Сама возможность появления ее в свет создана паузой в активной политической деятельности автора. Одним из непредвиденных, хотя и не случайных этапов моей жизни оказался Константинополь. Здесь я нахожусь на бивуаке – не в первый раз, терпеливо дожидаясь, что будет дальше. Без некоторой доли «фатализма» жизнь революционера была бы вообще невозможна. Так или иначе, константинопольский антракт явился как нельзя более подходящим моментом, чтобы оглянуться назад, прежде чем обстоятельства позволят двинуться вперед.
Трудно сказать, насколько объективен был Троцкий в своих рассказах о прошлом. Во всяком случае, он утверждал, что проверял все сказанное документальными свидетельствами...
Правда, память не автоматический счетчик. Она меньше всего бескорыстна. Нередко она выталкивает из себя или отодвигает в темный угол такие эпизоды, какие невыгодны контролирующему ее жизненному инстинкту, чаще всего под углом зрения самолюбия. Но это уж дело «психоаналитической» критики, которая иногда бывает остроумна и поучительна, но еще чаще – капризна и произвольна.
Незачем говорить, что я настойчиво контролировал свою память через посредство документальных свидетельств.
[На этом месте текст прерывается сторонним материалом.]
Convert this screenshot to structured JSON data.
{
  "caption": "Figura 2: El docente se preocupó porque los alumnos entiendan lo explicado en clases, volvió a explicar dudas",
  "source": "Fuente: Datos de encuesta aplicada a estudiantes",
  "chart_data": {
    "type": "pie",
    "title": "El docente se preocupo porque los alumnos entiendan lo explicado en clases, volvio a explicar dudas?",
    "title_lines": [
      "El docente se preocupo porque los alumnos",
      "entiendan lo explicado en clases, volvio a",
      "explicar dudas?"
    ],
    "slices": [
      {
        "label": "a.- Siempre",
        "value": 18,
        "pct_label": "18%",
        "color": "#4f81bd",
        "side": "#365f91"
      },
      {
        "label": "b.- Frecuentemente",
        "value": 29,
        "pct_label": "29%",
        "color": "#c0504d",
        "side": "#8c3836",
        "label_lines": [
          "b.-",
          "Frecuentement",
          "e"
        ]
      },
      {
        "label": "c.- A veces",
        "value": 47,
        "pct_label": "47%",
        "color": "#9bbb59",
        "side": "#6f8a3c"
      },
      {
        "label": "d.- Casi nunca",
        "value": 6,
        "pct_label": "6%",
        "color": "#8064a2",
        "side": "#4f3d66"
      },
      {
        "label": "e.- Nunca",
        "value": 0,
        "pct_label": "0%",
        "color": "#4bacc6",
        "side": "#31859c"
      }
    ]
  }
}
Как ни затруднены были для меня условия работы, в смысле библиотечных и архивных справок, я имел все же возможность проверить все наиболее существенные обстоятельства и даты, в которых нуждался.
Начиная с 1897 г. я вел борьбу преимущественно с пером в руках. Таким образом, события моей жизни оставили почти непрерывный печатный след на протяжении 32 лет. Фракционная борьба в партии, начиная с 1903 г., была обильна личными эпизодами. Мои противники, как и я, не щадили ударов. Все они оставили печатные рубцы.
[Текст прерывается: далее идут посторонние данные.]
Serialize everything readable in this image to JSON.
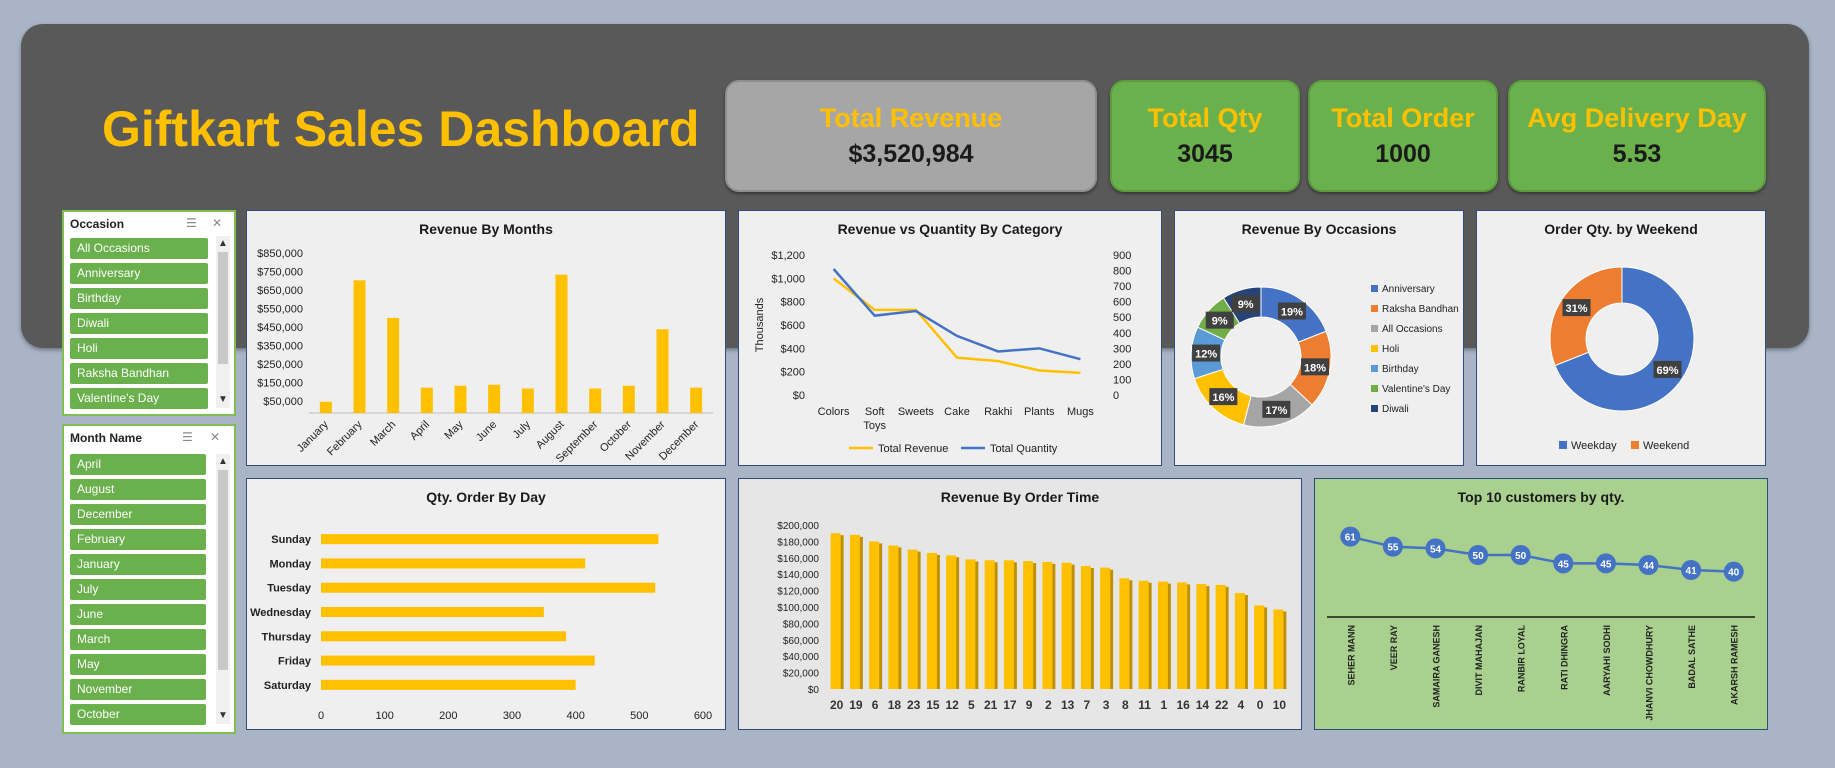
{
  "dashboard": {
    "title": "Giftkart Sales Dashboard",
    "kpis": [
      {
        "label": "Total Revenue",
        "value": "$3,520,984"
      },
      {
        "label": "Total Qty",
        "value": "3045"
      },
      {
        "label": "Total Order",
        "value": "1000"
      },
      {
        "label": "Avg Delivery Day",
        "value": "5.53"
      }
    ],
    "colors": {
      "accent": "#ffc000",
      "kpi_green": "#6ab04c",
      "header": "#595959",
      "blue": "#4472c4",
      "orange": "#ed7d31"
    }
  },
  "slicers": {
    "occasion": {
      "header": "Occasion",
      "items": [
        "All Occasions",
        "Anniversary",
        "Birthday",
        "Diwali",
        "Holi",
        "Raksha Bandhan",
        "Valentine's Day"
      ]
    },
    "month": {
      "header": "Month Name",
      "items": [
        "April",
        "August",
        "December",
        "February",
        "January",
        "July",
        "June",
        "March",
        "May",
        "November",
        "October"
      ]
    }
  },
  "chart_data": [
    {
      "id": "revenue-by-months",
      "type": "bar",
      "title": "Revenue By Months",
      "categories": [
        "January",
        "February",
        "March",
        "April",
        "May",
        "June",
        "July",
        "August",
        "September",
        "October",
        "November",
        "December"
      ],
      "values": [
        60000,
        705000,
        505000,
        135000,
        145000,
        150000,
        130000,
        735000,
        130000,
        145000,
        445000,
        135000
      ],
      "yticks": [
        "$50,000",
        "$150,000",
        "$250,000",
        "$350,000",
        "$450,000",
        "$550,000",
        "$650,000",
        "$750,000",
        "$850,000"
      ],
      "ylim": [
        0,
        850000
      ],
      "color": "#ffc000"
    },
    {
      "id": "revenue-vs-quantity",
      "type": "line",
      "title": "Revenue vs Quantity By Category",
      "categories": [
        "Colors",
        "Soft Toys",
        "Sweets",
        "Cake",
        "Rakhi",
        "Plants",
        "Mugs"
      ],
      "ylabel": "Thousands",
      "yticks_left": [
        "$0",
        "$200",
        "$400",
        "$600",
        "$800",
        "$1,000",
        "$1,200"
      ],
      "yticks_right": [
        "0",
        "100",
        "200",
        "300",
        "400",
        "500",
        "600",
        "700",
        "800",
        "900"
      ],
      "series": [
        {
          "name": "Total Revenue",
          "axis": "left",
          "color": "#ffc000",
          "values": [
            1000,
            730,
            730,
            320,
            290,
            210,
            190
          ]
        },
        {
          "name": "Total Quantity",
          "axis": "right",
          "color": "#4472c4",
          "values": [
            810,
            510,
            540,
            380,
            280,
            300,
            230
          ]
        }
      ]
    },
    {
      "id": "revenue-by-occasions",
      "type": "pie",
      "title": "Revenue By Occasions",
      "series": [
        {
          "name": "Anniversary",
          "value": 19,
          "label": "19%",
          "color": "#4472c4"
        },
        {
          "name": "Raksha Bandhan",
          "value": 18,
          "label": "18%",
          "color": "#ed7d31"
        },
        {
          "name": "All Occasions",
          "value": 17,
          "label": "17%",
          "color": "#a5a5a5"
        },
        {
          "name": "Holi",
          "value": 16,
          "label": "16%",
          "color": "#ffc000"
        },
        {
          "name": "Birthday",
          "value": 12,
          "label": "12%",
          "color": "#5b9bd5"
        },
        {
          "name": "Valentine's Day",
          "value": 9,
          "label": "9%",
          "color": "#70ad47"
        },
        {
          "name": "Diwali",
          "value": 9,
          "label": "9%",
          "color": "#264478"
        }
      ],
      "legend": "right"
    },
    {
      "id": "order-qty-by-weekend",
      "type": "pie",
      "title": "Order Qty. by Weekend",
      "series": [
        {
          "name": "Weekday",
          "value": 69,
          "label": "69%",
          "color": "#4472c4"
        },
        {
          "name": "Weekend",
          "value": 31,
          "label": "31%",
          "color": "#ed7d31"
        }
      ],
      "legend": "bottom"
    },
    {
      "id": "qty-order-by-day",
      "type": "bar",
      "orientation": "horizontal",
      "title": "Qty. Order By Day",
      "categories": [
        "Sunday",
        "Monday",
        "Tuesday",
        "Wednesday",
        "Thursday",
        "Friday",
        "Saturday"
      ],
      "values": [
        530,
        415,
        525,
        350,
        385,
        430,
        400
      ],
      "xticks": [
        "0",
        "100",
        "200",
        "300",
        "400",
        "500",
        "600"
      ],
      "xlim": [
        0,
        600
      ],
      "color": "#ffc000"
    },
    {
      "id": "revenue-by-order-time",
      "type": "bar",
      "title": "Revenue By Order Time",
      "categories": [
        "20",
        "19",
        "6",
        "18",
        "23",
        "15",
        "12",
        "5",
        "21",
        "17",
        "9",
        "2",
        "13",
        "7",
        "3",
        "8",
        "11",
        "1",
        "16",
        "14",
        "22",
        "4",
        "0",
        "10"
      ],
      "values": [
        190000,
        188000,
        180000,
        175000,
        170000,
        166000,
        163000,
        158000,
        157000,
        157000,
        156000,
        155000,
        154000,
        150000,
        148000,
        135000,
        132000,
        131000,
        130000,
        128000,
        127000,
        117000,
        102000,
        97000
      ],
      "yticks": [
        "$0",
        "$20,000",
        "$40,000",
        "$60,000",
        "$80,000",
        "$100,000",
        "$120,000",
        "$140,000",
        "$160,000",
        "$180,000",
        "$200,000"
      ],
      "ylim": [
        0,
        200000
      ],
      "color": "#ffc000"
    },
    {
      "id": "top-10-customers",
      "type": "line",
      "title": "Top 10 customers by qty.",
      "categories": [
        "SEHER MANN",
        "VEER RAY",
        "SAMAIRA GANESH",
        "DIVIT MAHAJAN",
        "RANBIR LOYAL",
        "RATI DHINGRA",
        "AARYAHI SODHI",
        "JHANVI CHOWDHURY",
        "BADAL SATHE",
        "AKARSH RAMESH"
      ],
      "values": [
        61,
        55,
        54,
        50,
        50,
        45,
        45,
        44,
        41,
        40
      ],
      "color": "#4472c4"
    }
  ]
}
Факты личной жизни оказались настолько тесно вплетены в ткань исторических событий, что трудно отделить одно от другого. Между тем эта книга все же не исторический труд. События взяты не по их объективной значимости, а в зависимости от того, как они были связаны с фактами личной жизни. Не мудрено, если в характеристике отдельных событий и целых этапов нет той пропорциональности, которой должно было бы требовать, если бы книга представляла собою исторический труд. Водораздел между автобиографией и историей революции приходилось нащупывать эмпирически.
Упомянутый 1903 год - время проведения II съезда партии, который в курсе истории КПСС всегда подавался как краеугольный камень в партийном развитии. Именно на нем Ленин провел "размежевание" между большевиками и меньшевиками, а Троцкий, стоявший в тот момент на позициях большевиков, так активно его поддерживал, что заслужил прозвище Ленинская дубинка. Это позже Лев Давидович начнет метаться между большевиками и меньшевиками, занимать "межфракционную позицию" и пытаться их примирить... Видимо, тогда и стали накапливаться "рубцы от ударов"...
Лейба в детстве
Конечно, был у Троцкого и некоторый элемент самолюбования...
К моменту выхода в свет этой книги мне исполнится 50 лет. День моего рождения совпадает с днем октябрьской революции. Мистики и пифагорейцы могут из этого делать какие угодно выводы. Сам я заметил это курьезное совпадение только через три года после октябрьского переворота. До 9 лет я жил безвыездно в глухой деревне. Восемь лет учился в средней школе. Арестован был в первый раз через год после окончания ее. Университетами служили для меня, как и для многих моих сверстников, тюрьма, ссылка, эмиграция. В царских тюрьмах я сидел в два приема около четырех лет. В царской ссылке провел первый раз около 2-х лет, второй раз – несколько недель. Дважды бежал из Сибири. В эмиграции прожил в два приема около 12 лет в разных странах Европы и Америки, два года до революции 1905 г. и почти десять лет после ее разгрома. Во время войны был заочно приговорен к тюремному заключению в гогенцоллернской Германии (1915 г.); был в следующем году выслан из Франции в Испанию, где после короткого заключения в мадридской тюрьме и месячного пребывания под надзором полиции в Кадиксе был выслан в Америку. Там меня застигла февральская революция. По дороге из Нью-Йорка я был в марте 1917 г. арестован англичанами и содержался месяц в концентрационном лагере в Канаде. Я участвовал в революциях 1905 и 1917 гг., был председателем Петербургского Совета депутатов в 1905 г., затем в 1917 г. Я принимал близкое участие в октябрьском перевороте и был членом советского правительства. В качестве народного комиссара по иностранным делам вел мирные переговоры в Брест-Литовске с делегациями Германии, Австро-Венгрии, Турции и Болгарии. В качестве народного комиссара по военным и морским делам я посвятил около пяти лет организации красной армии и восстановлению красного флота. В течение 1920 г. я соединял с этим руководство расстроенной железнодорожной сетью...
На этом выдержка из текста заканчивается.